Shin Dong-Bin, the second son of Lotte founder Shin Kyuk-ho, is currently the group’s chairman and CEO. His assets total $87.7 billion according to Business Chief, while his net worth amounts to $970 million according to Forbes

SK Group

The fifth conglomerate on this list is the SK Group or SK Holdings. The megacompany started in the early 1950s under Chey Jong-gun. At the time, the Chey family acquired Sunkyong Textiles and continued to expand ever since according to CFR

SK Group chairman Chey Tae-won
SK Group chairman Chey Tae-won/Photo from the SK Group website

Today, SK Group has more than 200 affiliated companies across the chemical, financial, energy, shipping, insurance, and construction industries. Today, they also run SK Telecom, South Korea’s biggest wireless carrier. SK Hynix, the second-largest maker of memory chips, is also under the conglomerate. 

Chey Tae-won, the son of SK founder Chey Jong-gun, is the conglomerate’s chairman. His total assets amount to $205.8 billion, while his net worth is $1.4 billion according to Forbes. The chairman is best known for his dedication to sustainable practices, as well as creating economic and social value in all company endeavors through a variety of initiatives and the CHEY Foundation

The Chaebol: Economic Powerhouses or Hurdles? 

The chaebols of South Korea have undoubtedly done a great deal of good for the country’s economy—most especially during the years of its postwar recovery. However, experts and the general public are starting to question the chaebol system’s relevance in a 21st century economy. 

Though having a select few companies rapidly develop industries and create more jobs was once helpful in postwar South Korea, things aren’t as simple as they once were. This kind of setup has created an environment of monopolies. Young professionals are having difficulties entering the workforce dominated by large corporations.

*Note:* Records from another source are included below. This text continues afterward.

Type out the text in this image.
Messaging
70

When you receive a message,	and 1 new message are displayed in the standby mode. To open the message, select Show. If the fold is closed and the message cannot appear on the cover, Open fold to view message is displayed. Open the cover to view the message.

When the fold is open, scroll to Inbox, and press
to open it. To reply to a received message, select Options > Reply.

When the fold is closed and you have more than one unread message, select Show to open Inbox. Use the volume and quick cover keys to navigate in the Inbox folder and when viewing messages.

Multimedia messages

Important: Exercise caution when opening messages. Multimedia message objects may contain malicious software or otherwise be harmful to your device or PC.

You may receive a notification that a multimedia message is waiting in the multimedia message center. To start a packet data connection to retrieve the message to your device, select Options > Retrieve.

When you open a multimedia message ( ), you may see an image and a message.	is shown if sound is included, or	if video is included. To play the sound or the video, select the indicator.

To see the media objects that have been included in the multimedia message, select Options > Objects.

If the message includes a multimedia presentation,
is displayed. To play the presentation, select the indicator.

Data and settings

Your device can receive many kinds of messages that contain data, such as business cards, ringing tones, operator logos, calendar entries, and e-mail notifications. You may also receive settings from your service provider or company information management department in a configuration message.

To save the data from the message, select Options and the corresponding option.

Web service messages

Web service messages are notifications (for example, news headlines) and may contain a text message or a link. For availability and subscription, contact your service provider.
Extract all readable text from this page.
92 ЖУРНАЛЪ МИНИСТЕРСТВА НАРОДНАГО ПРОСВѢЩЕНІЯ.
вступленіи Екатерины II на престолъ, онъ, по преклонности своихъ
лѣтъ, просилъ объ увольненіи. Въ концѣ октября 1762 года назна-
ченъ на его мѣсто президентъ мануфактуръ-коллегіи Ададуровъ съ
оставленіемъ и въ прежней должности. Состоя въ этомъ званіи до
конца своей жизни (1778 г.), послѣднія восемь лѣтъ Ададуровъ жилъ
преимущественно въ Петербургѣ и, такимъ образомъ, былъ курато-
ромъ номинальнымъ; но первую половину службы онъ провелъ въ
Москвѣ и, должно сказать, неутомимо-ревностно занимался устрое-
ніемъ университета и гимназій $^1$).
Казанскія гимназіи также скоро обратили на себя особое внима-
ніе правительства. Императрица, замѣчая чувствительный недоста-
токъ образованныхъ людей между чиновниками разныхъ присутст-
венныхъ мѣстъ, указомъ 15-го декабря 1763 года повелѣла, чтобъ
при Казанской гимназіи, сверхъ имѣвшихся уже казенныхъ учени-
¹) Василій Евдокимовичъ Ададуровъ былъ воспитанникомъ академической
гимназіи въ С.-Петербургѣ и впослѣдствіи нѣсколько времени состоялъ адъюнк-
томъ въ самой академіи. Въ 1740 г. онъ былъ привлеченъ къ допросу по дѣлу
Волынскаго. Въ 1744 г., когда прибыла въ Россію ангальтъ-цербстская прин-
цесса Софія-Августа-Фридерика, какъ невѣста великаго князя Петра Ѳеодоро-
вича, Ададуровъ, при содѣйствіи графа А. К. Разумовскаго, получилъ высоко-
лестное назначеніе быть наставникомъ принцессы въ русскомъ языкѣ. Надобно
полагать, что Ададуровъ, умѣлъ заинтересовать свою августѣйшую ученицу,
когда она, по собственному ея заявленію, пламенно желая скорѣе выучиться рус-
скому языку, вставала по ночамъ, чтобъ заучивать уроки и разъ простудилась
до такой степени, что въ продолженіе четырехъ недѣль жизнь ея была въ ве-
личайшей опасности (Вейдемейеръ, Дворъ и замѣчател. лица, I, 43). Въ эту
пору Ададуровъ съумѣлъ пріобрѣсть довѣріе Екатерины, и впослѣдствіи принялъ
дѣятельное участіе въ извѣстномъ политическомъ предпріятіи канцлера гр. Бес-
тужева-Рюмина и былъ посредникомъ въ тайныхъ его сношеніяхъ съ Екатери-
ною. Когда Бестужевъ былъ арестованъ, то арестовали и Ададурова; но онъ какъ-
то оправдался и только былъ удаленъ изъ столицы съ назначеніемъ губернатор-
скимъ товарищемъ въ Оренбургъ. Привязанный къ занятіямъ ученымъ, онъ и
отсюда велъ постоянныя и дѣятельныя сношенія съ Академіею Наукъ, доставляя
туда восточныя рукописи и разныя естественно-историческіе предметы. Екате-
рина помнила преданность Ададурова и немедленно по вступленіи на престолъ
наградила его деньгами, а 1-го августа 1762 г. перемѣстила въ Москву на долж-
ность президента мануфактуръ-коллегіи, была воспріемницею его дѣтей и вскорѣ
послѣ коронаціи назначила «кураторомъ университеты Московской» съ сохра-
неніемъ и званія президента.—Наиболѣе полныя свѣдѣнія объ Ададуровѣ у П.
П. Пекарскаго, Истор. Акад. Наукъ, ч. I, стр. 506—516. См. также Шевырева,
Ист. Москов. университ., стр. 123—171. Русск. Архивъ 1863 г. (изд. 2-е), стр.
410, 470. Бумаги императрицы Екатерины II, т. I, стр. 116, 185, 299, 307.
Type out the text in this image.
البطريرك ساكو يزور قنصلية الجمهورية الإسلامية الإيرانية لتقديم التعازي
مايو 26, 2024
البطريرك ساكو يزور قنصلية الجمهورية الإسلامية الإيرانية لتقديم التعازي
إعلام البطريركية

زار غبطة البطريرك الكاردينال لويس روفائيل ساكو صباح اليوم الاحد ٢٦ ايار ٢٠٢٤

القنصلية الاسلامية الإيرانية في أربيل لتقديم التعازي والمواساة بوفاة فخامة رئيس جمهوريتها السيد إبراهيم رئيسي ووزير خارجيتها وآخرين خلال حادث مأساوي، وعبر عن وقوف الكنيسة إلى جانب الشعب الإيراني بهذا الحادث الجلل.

Even young professionals who hail from elite schools have difficulties entering a competitive system
Even young professionals who hail from elite schools have difficulties entering a competitive system/Photo via Instagram @yonsei_global

Most chaebol groups only hire the brightest from the three top universities in the country (or “SKY” universities). However, only those born into wealthy families can usually afford such education. Even then, the process of applying to large companies is highly competitive. 

To make things more complicated, the influential hold that chaebols have on the economy prevents small and medium enterprises from thriving, according to CFR. The Brown Political Review added that South Korea lacks a vibrant start-up culture. In a 2020 list of the country’s top 10 companies, Naver was the only start-up business included. As such, the Korean youth have less chances of developing opportunities for themselves, which creates a large generational wealth gap. 

Transforming an Unfair System

The concern of wealth distribution has also put the entire chaebol system into question. Public outrage only escalated with scandals and controversies surrounding the powerful families behind these conglomerates.

Participants in one of South Korea's candlelight protests in 2016
Participants in one of South Korea’s candlelight protests in 2016/Photo from the East Asia Forum

In 2016, hundreds of people gathered in a peaceful protest against Samsung chairman Lee Jae-yong, who was convicted for bribery and embezzlement worth $6 million, along with former president Park Geun-hye. Likewise, Lotte CEO and chairman Shin Dong-Bin was sentenced to 30 months in prison for bribery in 2018. However, both men received a pardon from President Yoon Suk-yeol, sparking more public outrage. 

The glory days of chaebols may be waning as opinions of them continue to change amid a bustling yet complicated South Korean economy. It’s still uncertain whether the present government will address the glaring issues at hand, but victims of the current system continue to voiced their need for change.